The Break-Up tops US box office
Story by Jack Foley
JENNIFER Aniston-Vince Vaughn comedy The Break-Up performed ahead of expectation at the US box office at the weekend by knocking X-Men: The Last Stand from the top spot.
Buoyed by ongoing tabloid speculation about a real-life romance, the comedy took an estimated $38.1 million to just beat X-Men, which amassed $34.4 million.
Nikki Rocco, head of distribution for Universal Pictures, put the film’s performance down to the continued fan interest in Jennifer Aniston since her much-publicised split from Brad Pitt last year and her reported romance that began with Vaughn while filming The Break-Up.
“They’re always in the press,” he told The Hollywood Reporter. “Every time you turn around, somebody’s talking about Jennifer, or Jennifer and Brad, or Jennifer and Vince. It’s not why we made the movie, though.”
According to Rocco, The Break-Up – which focuses on the fall-out from the end of a relationship between Aniston and Vaughn – took about $10 million more than anticipated.
X-Men: The Last Stand still posted impressive figures, following its record four-day debut of $122.9 million over the Memorial Day weekend.
Its total now stands at an almighty $175.7 million in just 10 days, an amount it took X2: X-Men United 18 days to reach.
A delighted Bruce Snyder, head of distribution for Twentieth Century Fox, predicted that the film – which is said to be the final one in the trilogy – should top out at between $240 million and $250 million, beating the $157 million take for the original and the $215 million for X2.
Snyder added that the decline in the second weekend was typical given how many people saw the movie over the holiday weekend.

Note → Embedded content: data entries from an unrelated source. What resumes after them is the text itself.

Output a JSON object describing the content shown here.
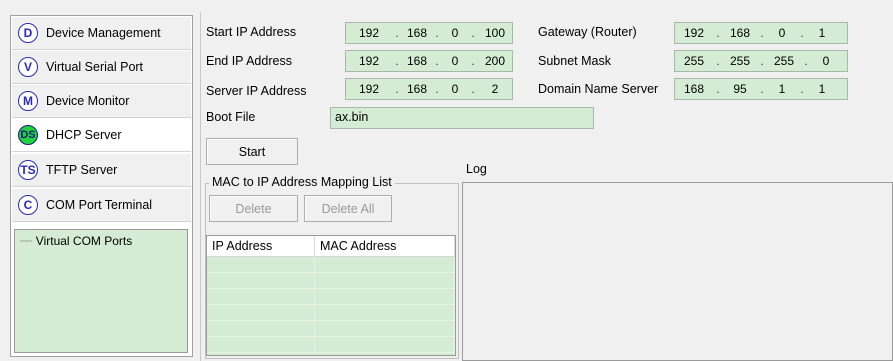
{
  "nav": {
    "items": [
      {
        "badge": "D",
        "label": "Device Management"
      },
      {
        "badge": "V",
        "label": "Virtual Serial Port"
      },
      {
        "badge": "M",
        "label": "Device Monitor"
      },
      {
        "badge": "DS",
        "label": "DHCP Server"
      },
      {
        "badge": "TS",
        "label": "TFTP Server"
      },
      {
        "badge": "C",
        "label": "COM Port Terminal"
      }
    ],
    "active_item": "DHCP Server",
    "tree_root": "Virtual COM Ports"
  },
  "dhcp": {
    "start_ip": {
      "label": "Start IP Address",
      "octets": [
        "192",
        "168",
        "0",
        "100"
      ]
    },
    "end_ip": {
      "label": "End IP Address",
      "octets": [
        "192",
        "168",
        "0",
        "200"
      ]
    },
    "server_ip": {
      "label": "Server IP Address",
      "octets": [
        "192",
        "168",
        "0",
        "2"
      ]
    },
    "gateway": {
      "label": "Gateway (Router)",
      "octets": [
        "192",
        "168",
        "0",
        "1"
      ]
    },
    "subnet": {
      "label": "Subnet Mask",
      "octets": [
        "255",
        "255",
        "255",
        "0"
      ]
    },
    "dns": {
      "label": "Domain Name Server",
      "octets": [
        "168",
        "95",
        "1",
        "1"
      ]
    },
    "boot_file": {
      "label": "Boot File",
      "value": "ax.bin"
    },
    "start_button": "Start"
  },
  "mapping": {
    "title": "MAC to IP Address Mapping List",
    "delete_button": "Delete",
    "delete_all_button": "Delete All",
    "columns": [
      "IP Address",
      "MAC Address"
    ],
    "rows": []
  },
  "log": {
    "title": "Log",
    "content": ""
  },
  "colors": {
    "field_bg": "#d3ecd3",
    "badge_blue": "#2a2ab8",
    "badge_active": "#22d040"
  },
  "icons": {
    "tree_connector": "dotted-line",
    "nav_badge": "circle-letter-badge"
  }
}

Another box office success has been DreamWorks Animation’s latest comedy Over the Hedge, which lies in third place at the box office with $20.6 million. Its three-week total now stands at $112.4 million following the best reviews for the studio since Shrek.
And the cash juggernaut that is Sony’s The Da Vinci Code hung in there at number four with $19.3 million, lifting its three-week domestic gross to $172.7 million.
Worldwide, Ron Howard’s film, which has been adapted from Dan Brown’s best-seller, has so far grossed $581 million in spite of the controversy and poor reviews surrounding it. Rory Bruer, head of distribution at Sony, predicted that it should hit at least $750 million globally.
The figures make much better reading for Hollywood compared to this time last year, when movie attendance dropped by eight per cent.
This year’s attendance is running about one per cent ahead of last year’s, with what looks like a solid crop of blockbusters still to come, including Pixar’s latest animated offering Cars and Bryan Singer’s eagerly-anticipated Superman Returns on June 30.